Gardening: How to make a next box that's a happy home for feathered friends
Planning to do your bit for National Nest Box Week? Experts offer tips to make sure you get the best nest boxes
IF YOU are planning to put up a nest box during National Nest Box Week or at any time, here's some advice from the British Trust for Ornithology and the RSPB.
1. Make sure it's insulated
Only choose a box made from an insulating material such as wood or a special waterproof wood/concrete compound like Woodcrete.
2. Avoid metal and ceramics
Don't choose a box made from dense materials like metal or ceramics as the interior can become too hot or too cold for chicks to survive.

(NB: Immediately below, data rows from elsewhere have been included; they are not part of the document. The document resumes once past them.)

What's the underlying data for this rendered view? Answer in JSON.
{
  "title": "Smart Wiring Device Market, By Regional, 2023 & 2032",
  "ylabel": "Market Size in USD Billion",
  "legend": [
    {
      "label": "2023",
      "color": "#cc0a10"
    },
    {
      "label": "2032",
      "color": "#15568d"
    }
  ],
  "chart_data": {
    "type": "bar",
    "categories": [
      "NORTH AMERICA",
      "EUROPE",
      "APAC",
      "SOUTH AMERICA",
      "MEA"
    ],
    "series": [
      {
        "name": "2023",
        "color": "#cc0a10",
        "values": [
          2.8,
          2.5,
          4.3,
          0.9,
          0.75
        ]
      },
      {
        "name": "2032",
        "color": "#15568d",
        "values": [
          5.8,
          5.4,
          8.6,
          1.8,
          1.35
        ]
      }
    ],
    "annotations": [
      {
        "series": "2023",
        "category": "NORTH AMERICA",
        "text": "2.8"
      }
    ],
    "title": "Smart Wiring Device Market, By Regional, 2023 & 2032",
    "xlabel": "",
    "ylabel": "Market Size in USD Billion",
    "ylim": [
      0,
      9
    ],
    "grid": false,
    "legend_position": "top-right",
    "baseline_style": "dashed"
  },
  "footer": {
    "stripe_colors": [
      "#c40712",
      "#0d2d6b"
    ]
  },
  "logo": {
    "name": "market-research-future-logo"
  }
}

3. Choose a type with thick walls
To provide insulation and be durable, the walls of wooden boxes should be at least 15mm thick. Wooden boxes can be safely treated on the outside with a preservative provided it is non-toxic and water-based. A box made from cedar, oak or beech will far outlive one made from softwood such as pine.
4. Check the hole size
Choose a box with a 32mm entrance hole as this is the ideal size for all small hole-nesting birds such as sparrows and tits. Choose a smaller 26mm hole only if you want to restrict the box to blue tits. The internal floor area should at least 130 square cm (20 square inches).
6. Avoid perches
Perches are not necessary and may even act as a foothold for squirrels or weasels.
7. Maintain easy access
A good box should provide easy access for human observers who wish to record the contents and to clean out the disused nesting material at the end of the season.
8. Place them strategically
The ideal height for a small-hole type nest box is between 1m and 5m above the ground with a clear flight path. Care must be given to make sure the box isn't easily accessible to predators.
Steer clear of brightly coloured nest boxes. The more inconspicuous they are, the better.